Discours sur la guerre contre l’Irak du député Marcel Glesener devant l’Assemblée parlementaire du Conseil de l’Europe
Monsieur le Président,Chers collègues,
La guerre en Irak est bel et bien une réalité. Une guerre qui déjà s’annonce plus longue et plus dure que ceux qui la mènent ne l’ont prévu. Une guerre qui a été voulue par peu d’Etats de ce monde, et qui est condamné par l’opinion publique européenne et, j’ose dire, mondiale.

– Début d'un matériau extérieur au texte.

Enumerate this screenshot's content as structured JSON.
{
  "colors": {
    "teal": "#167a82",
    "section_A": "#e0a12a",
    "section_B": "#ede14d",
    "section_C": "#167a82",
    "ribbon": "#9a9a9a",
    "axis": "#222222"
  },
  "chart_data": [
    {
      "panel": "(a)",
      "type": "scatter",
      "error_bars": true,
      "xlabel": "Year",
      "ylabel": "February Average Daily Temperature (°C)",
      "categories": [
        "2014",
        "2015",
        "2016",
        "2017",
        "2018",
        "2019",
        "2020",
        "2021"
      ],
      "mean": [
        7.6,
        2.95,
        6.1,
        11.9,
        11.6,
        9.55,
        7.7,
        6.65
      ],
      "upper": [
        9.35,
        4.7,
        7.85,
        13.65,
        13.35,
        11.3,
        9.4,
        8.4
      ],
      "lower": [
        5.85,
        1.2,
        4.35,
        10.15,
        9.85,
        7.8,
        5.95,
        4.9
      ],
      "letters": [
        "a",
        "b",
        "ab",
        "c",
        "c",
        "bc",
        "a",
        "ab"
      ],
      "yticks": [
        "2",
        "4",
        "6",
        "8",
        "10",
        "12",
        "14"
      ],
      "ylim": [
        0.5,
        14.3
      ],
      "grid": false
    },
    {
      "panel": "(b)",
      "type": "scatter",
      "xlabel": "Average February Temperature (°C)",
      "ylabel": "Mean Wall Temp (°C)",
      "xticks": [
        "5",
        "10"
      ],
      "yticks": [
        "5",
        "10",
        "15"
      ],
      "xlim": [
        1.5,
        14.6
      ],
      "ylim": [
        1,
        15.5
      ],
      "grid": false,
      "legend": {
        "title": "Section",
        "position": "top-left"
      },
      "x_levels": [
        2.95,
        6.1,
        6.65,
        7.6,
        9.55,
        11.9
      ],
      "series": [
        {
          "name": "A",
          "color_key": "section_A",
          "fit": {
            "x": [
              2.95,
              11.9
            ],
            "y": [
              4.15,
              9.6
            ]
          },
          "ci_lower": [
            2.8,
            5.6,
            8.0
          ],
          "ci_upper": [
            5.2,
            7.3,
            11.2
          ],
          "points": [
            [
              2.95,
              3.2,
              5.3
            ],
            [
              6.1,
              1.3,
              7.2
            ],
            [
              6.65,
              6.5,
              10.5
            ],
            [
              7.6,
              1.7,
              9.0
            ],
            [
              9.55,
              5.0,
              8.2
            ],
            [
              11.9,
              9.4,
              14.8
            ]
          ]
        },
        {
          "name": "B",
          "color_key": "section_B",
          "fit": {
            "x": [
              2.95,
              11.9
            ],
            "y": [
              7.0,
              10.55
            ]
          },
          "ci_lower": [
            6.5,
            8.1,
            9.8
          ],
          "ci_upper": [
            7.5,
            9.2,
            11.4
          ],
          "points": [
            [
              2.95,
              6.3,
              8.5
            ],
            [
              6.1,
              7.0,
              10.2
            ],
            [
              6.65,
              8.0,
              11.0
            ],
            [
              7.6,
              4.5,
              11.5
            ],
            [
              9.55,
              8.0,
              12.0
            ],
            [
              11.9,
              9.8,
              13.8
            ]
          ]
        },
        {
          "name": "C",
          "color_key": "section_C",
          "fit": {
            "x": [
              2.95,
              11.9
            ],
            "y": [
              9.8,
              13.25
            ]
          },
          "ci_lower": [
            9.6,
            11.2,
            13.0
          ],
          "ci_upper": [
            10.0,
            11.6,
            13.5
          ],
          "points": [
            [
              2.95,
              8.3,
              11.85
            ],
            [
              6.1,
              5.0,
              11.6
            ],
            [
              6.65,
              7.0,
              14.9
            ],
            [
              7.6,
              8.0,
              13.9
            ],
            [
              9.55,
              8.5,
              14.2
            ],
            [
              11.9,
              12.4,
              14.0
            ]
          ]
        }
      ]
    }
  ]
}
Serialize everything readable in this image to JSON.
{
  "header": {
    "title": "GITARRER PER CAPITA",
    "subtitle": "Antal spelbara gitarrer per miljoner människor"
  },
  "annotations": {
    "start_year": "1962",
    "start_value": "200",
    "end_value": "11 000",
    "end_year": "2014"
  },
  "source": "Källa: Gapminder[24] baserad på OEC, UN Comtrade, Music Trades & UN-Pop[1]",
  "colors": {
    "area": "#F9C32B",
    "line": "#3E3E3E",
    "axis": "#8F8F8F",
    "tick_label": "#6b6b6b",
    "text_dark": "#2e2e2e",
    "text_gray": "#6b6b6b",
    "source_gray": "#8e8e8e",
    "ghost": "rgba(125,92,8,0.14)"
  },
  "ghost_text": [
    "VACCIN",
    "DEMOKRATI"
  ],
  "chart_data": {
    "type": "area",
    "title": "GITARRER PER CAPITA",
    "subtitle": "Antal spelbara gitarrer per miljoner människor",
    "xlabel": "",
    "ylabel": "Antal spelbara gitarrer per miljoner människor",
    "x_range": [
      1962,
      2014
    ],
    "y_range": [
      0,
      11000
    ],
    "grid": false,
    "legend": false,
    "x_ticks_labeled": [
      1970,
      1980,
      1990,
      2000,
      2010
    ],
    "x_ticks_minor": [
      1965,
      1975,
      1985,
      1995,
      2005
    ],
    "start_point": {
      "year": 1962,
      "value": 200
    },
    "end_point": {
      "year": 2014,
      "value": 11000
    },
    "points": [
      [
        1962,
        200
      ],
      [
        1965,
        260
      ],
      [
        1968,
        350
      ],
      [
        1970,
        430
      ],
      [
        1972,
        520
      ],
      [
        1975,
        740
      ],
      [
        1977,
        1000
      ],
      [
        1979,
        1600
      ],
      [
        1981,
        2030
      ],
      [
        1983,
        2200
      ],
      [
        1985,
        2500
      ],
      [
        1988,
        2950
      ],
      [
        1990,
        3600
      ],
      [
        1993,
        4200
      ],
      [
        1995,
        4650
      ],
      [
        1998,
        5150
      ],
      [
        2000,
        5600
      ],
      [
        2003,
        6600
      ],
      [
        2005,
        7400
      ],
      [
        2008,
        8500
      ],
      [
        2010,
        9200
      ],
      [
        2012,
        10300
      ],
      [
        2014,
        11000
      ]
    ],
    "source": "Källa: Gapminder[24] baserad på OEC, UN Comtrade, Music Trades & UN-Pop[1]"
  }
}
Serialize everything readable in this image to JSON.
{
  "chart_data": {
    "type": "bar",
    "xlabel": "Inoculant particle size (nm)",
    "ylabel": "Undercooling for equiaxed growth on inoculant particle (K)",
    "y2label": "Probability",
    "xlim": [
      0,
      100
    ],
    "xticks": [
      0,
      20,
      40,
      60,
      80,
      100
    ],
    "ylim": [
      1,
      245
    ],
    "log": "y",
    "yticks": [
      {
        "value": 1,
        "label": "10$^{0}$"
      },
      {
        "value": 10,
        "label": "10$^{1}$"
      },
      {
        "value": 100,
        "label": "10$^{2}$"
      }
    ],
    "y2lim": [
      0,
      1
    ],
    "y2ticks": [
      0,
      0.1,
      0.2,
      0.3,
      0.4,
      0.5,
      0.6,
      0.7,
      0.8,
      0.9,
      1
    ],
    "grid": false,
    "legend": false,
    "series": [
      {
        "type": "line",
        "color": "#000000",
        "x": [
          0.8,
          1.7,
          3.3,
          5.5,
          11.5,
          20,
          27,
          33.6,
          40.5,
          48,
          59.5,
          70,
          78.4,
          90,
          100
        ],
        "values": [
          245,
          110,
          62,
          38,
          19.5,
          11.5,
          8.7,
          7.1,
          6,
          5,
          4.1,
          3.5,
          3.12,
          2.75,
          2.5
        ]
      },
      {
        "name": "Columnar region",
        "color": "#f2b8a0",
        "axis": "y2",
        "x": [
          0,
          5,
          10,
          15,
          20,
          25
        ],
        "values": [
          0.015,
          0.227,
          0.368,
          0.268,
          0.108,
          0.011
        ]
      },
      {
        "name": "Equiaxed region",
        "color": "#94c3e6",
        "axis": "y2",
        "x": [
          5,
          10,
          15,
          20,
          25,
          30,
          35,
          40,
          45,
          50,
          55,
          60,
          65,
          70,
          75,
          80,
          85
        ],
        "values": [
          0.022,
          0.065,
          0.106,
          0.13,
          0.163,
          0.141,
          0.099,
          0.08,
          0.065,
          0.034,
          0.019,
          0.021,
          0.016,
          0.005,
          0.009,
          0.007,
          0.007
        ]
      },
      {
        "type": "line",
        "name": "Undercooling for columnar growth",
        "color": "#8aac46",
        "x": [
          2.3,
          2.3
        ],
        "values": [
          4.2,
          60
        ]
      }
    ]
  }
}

L’Assemblée parlementaire du Conseil de l’Europe, la plus ancienne des enceintes parlementaires internationales, est le lieu de naissance de règles de comportement éditées à l’adresse des Etats européens. Même si malheureusement, l’ensemble de ses recommandations ne sont pas toujours suivis par tous les Etats membres, cette assemblée reste le berceau d’une culture de convivialité européenne basée sur le droit et le respect des règles communes. Cela étant, l’Assemblée ne peut pas aujourd’hui fermer l’oeil sur les circonstances du déclenchement de la guerre en Irak.
Le Conseil de l’Europe est une organisation conçue pour le dialogue entre Etats européens et l’élaboration de règles juridiques européennes. Il est dès lors un sanctuaire de la gouvernance internationale basée sur le droit. Cette réalité constitue l’incitation à une ambition globale fondée sur les principes de notre coopération.
Les peuples européens croient au droit international et à la gouvernance globale. Les Européens sont multilatéralistes par essence et par destin. Devant l’arrière-fond de leur histoire trop souvent cruelle, marquée par des conflits armés récurrents et dévastateurs, ils rechignent devant la perspective de guerres nouvelles. Les organisations et institutions européennes, et le Conseil de l’Europe en premier, sont des structures dont les racines sont constituées par un désir profond de paix. De paix européenne, et de paix globale.
Cette culture de la paix qui est devenue – fort heureusement – l’un des traits de caractère marquants de l’Europe moderne se trouve aujourd’hui ébranlée par l’éclatement d’une nouvelle guerre, menée devant la porte du Conseil de l’Europe, dont un membre, la Turquie, possède une frontière commune avec l’Irak. Cette guerre nous interpelle. Elle est menée sans mandat du Conseil de sécurité des Nations Unies, elle est menée par une coalition de hasard dirigée par les Etats-Unis, elle est menée en dehors des règles du droit des gens. Je l’ai dit à la tribune du Parlement luxembourgeois et je le répète dans cette Assemblée : il est faux de répondre à une violation du droit international par une autre violation du droit international. A force de pratiquer cette espèce de réplique, le droit international se trouvera vidé de sens et de contenu.
La guerre en Irak, comme toutes les guerres, car telle est leur nature, coûtera des vies humaines. Comme toutes les guerres modernes, elle ne se limitera pas au champ de bataille pour ravager des vies. Elle apportera la mort dans les villes, parmi les innocents, les pris au dépourvu, ceux qui ont souffert sous le régime de Saddam Hussein et qui doivent souffrir encore sous les bombes des alliés occidentaux. Cette guerre, comme toute les guerres, laissera des plaies qui prendront longtemps pour cicatriser.
Je ne peux qu’exprimer mon souhait de voir s’achever la guerre en Irak dans un avenir proche, très proche. J’espère que ses victimes civiles ne seront pas excessivement nombreux. Car chaque mort laisse derrière lui des vivants qui le pleurent. Des vivants dont le deuil peut se convertir en haine. Et la haine n’est jamais neutre. Elle est dirigée contre un objet, et elle peut mener au désir de vengeance. C’est un cercle vicieux qu’il faut briser pour atteindre la paix.
Chers collègues, nous vivons des moments tristes et tragiques. Espérons ensemble que les buts de la coalition militaire pourront être atteints sans que des drames nouveaux ne soient engendrés par son action. La guerre n’est pas une solution. Plus tôt elle sera finie, plus réelle sera la perspective de pouvoir progresser sur le chemin vers la paix globale.